The Burmese socialism adopted by the military junta during the cold war was built on xenophobia. The country has closely sequestered itself from foreign countries and interventions. But we hear, see and read about the cleansing of the Rohingya, a racial and religious minority in the country. It was on account of the intervention of the Amnesty International and the UN that the world could know about the Rohingya people despite the strict censorship of the government on news.
The hunt against the minorities was started after a woman in the Rakhine sect, a Buddhist faction, was allegedly raped on July 6. The ethnic cleansing was/has been jointly masterminded by the army and the fascist sections among the Buddhists. The United Nations Council for Human Rights reported one week after the genocide that around one thousand people were killed and as many were found missing. Around a month after the genocide, the number of people who were killed and found missing is beyond the scanner of all agencies. Around 25 years ago, UNCHR has said that the Rohingyans are the minority community who suffer the worst form of human rights violation in the world.

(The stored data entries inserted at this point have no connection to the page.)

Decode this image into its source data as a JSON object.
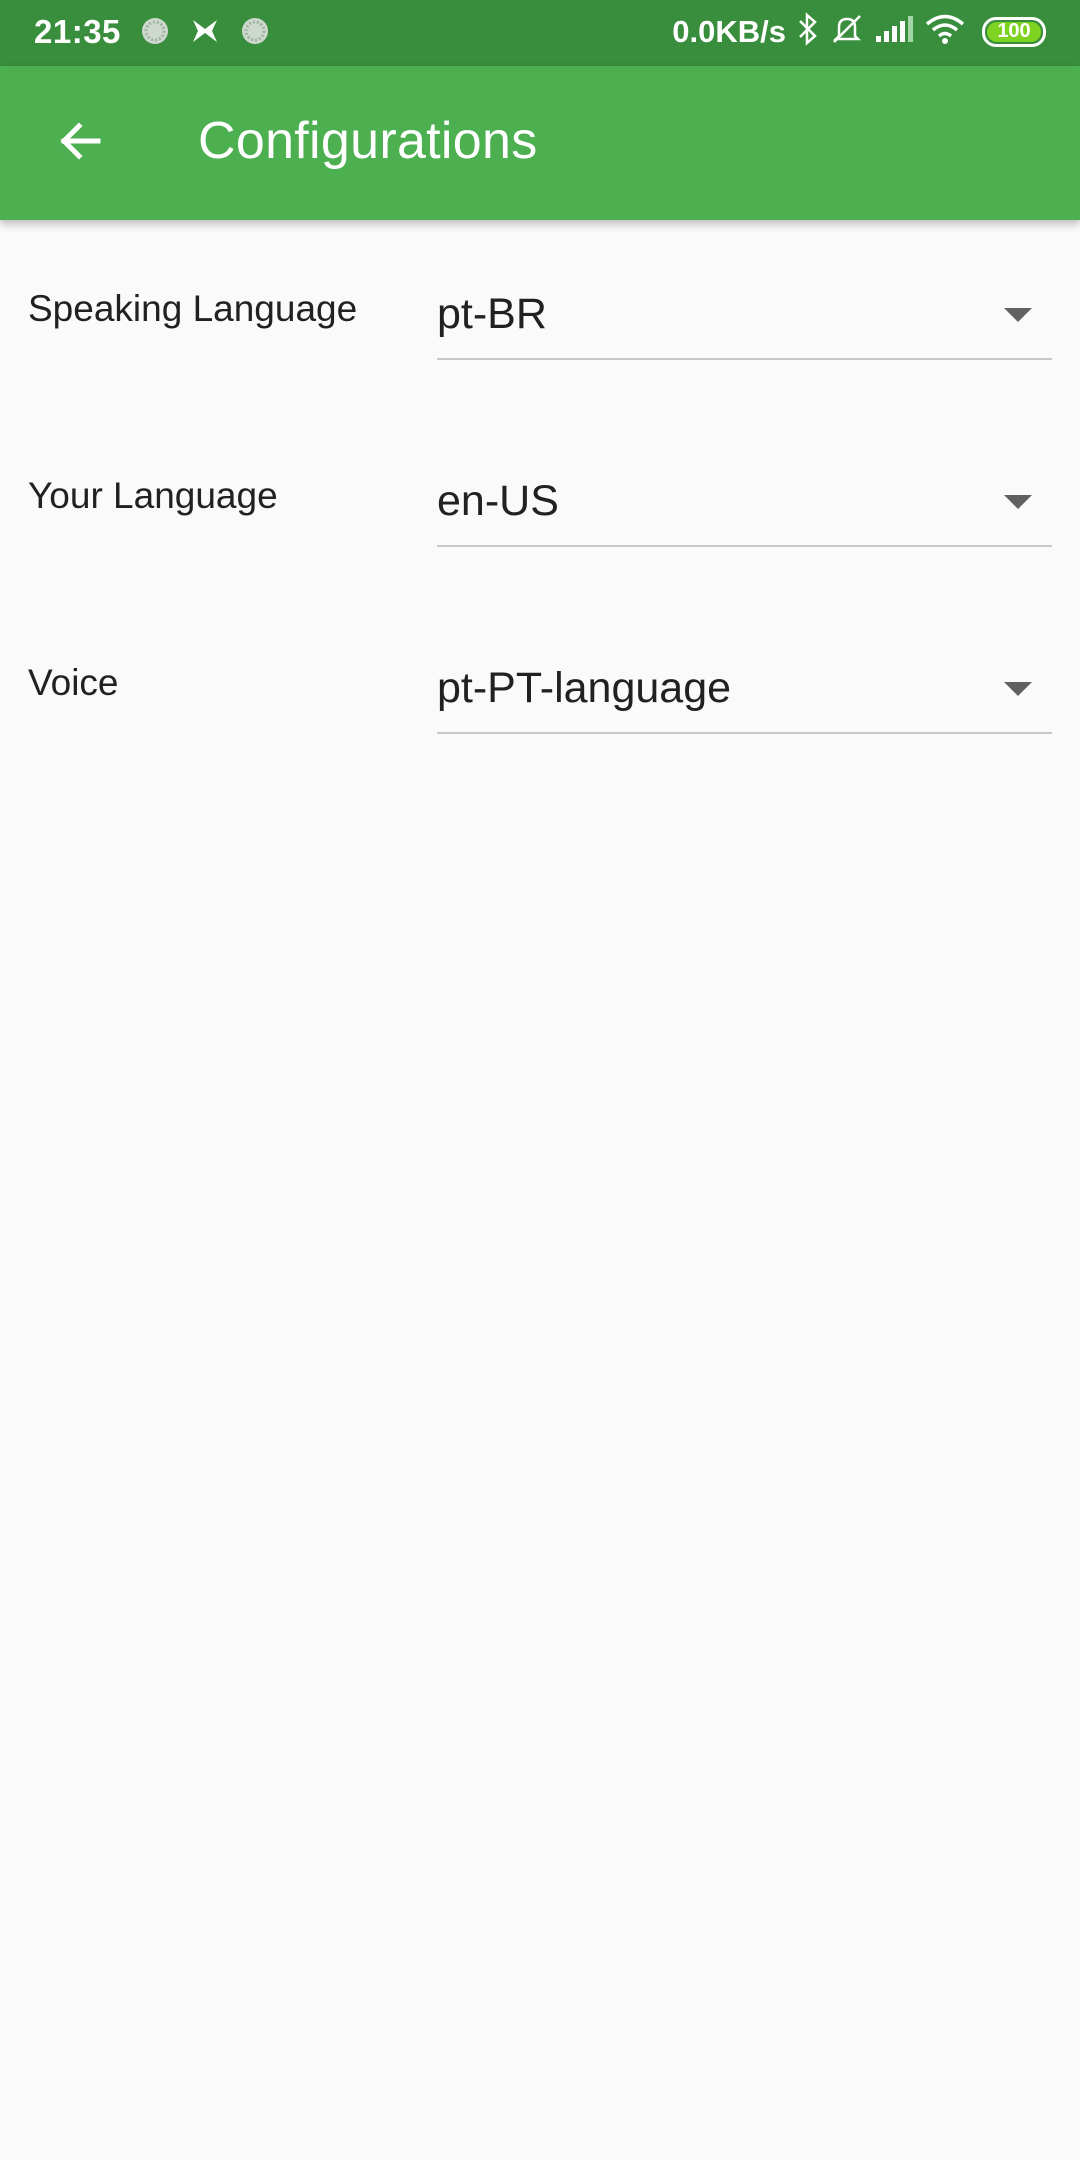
{
  "status_bar": {
    "time": "21:35",
    "network_speed": "0.0KB/s",
    "battery_level": "100",
    "icons": [
      "app-notification-icon",
      "butterfly-icon",
      "app-notification-icon",
      "bluetooth-icon",
      "silent-mode-icon",
      "signal-icon",
      "wifi-icon",
      "battery-icon"
    ]
  },
  "app_bar": {
    "title": "Configurations",
    "back_icon": "arrow-back-icon"
  },
  "settings": [
    {
      "label": "Speaking Language",
      "value": "pt-BR"
    },
    {
      "label": "Your Language",
      "value": "en-US"
    },
    {
      "label": "Voice",
      "value": "pt-PT-language"
    }
  ],
  "colors": {
    "status_bar": "#388e3c",
    "app_bar": "#4caf50",
    "background": "#fafafa"
  }
}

Rohingyans who hail from the Arkan province in Myanmar live in Myanmar, Bangladesh and Malaysia. They are 1.1 million in population, of which 0.8 million live in Burma and the rest migrated. The migrants came to India as well. People from Bangladesh migrated to Burma at different times and settled in the Arkan province. Burma was at that time a British colony. Now the propaganda is that Rohingyans are all from Bangladesh, though it is further from truth. The genocide is part of the hunting of minorities in Burma which has started ever since the military junta established itself in the country under the leadership of Nevin in 1962. The state recognized ethnic minorities not based on their ethnic peculiarities but on the regional peculiarities of people in different regions where the majority are Buddhists. So Rohingyans were not even recognized by the administration as Burmese citizens.
The International community took a strong stand against the violence orchestrated with the blessings of administrations against people who were denied citizenship. The continuing discrimination and harassment of the state pushed the Rohingyans towards being refugees. Not only did the state deny them citizenship by fabricating history but it resorted to ethnic cleansing by orchestrating riots. The visuals of the army getting involved in the genocide by stealing and murder were spread wide. Bangladesh, which first received refugees from Rohingya, has recently closed down its Burmese border. They have not been ready to open the border yet, despite the continuous request from UNCHR. The UN has not yet been able to rehabilitate the refugees, who are numbered around 10,000. Meanwhile, Indonesian media reported that the army was shooting down from helicopters refugees who were fleeing to Australia and other countries. Though the events were reported by Washington Post, Guardian and Al Jazeera, foreign media could not step over the iron curtain. Though the US and several European countries have imposed embargo on Myanmar, they have listed the ban. The US is entering in several commercial deals with Myanmar. Understandably, the US eyes the oil and mineral wealth of the country which still remain unexhausted despite the inefficiency of the government.
The stand of Aung San Suu Kyi, whose fight with the military junta has earned her the Nobel Prize for Peace, is dubious and has invited criticism. She said she was unsure if Muslim Rohingyans at the centre of clashes were nationals. “We are not certain exactly what the requirements of citizenship laws are,” said Suu Kyi. Asked if the Rohingyans should be regarded as Burmese, she said, “I do not know.” She has only asked her party activists not to take part in the violence. This reveals the uncalled-for realpolitik of a human rights activist who is so cautious as not to miss the support of Buddhists in the Rakhine province. Though Suki can’t be claimed to be a racist, as she has once fallen in love with a Pakistan national, her dubious stand has raised concern over the future of ethnic minorities under the national democracy she vouches for. No West-Asian country has responded to the issue. The support of Iran and the new dispensation in Egypt remains to be the only silver lining.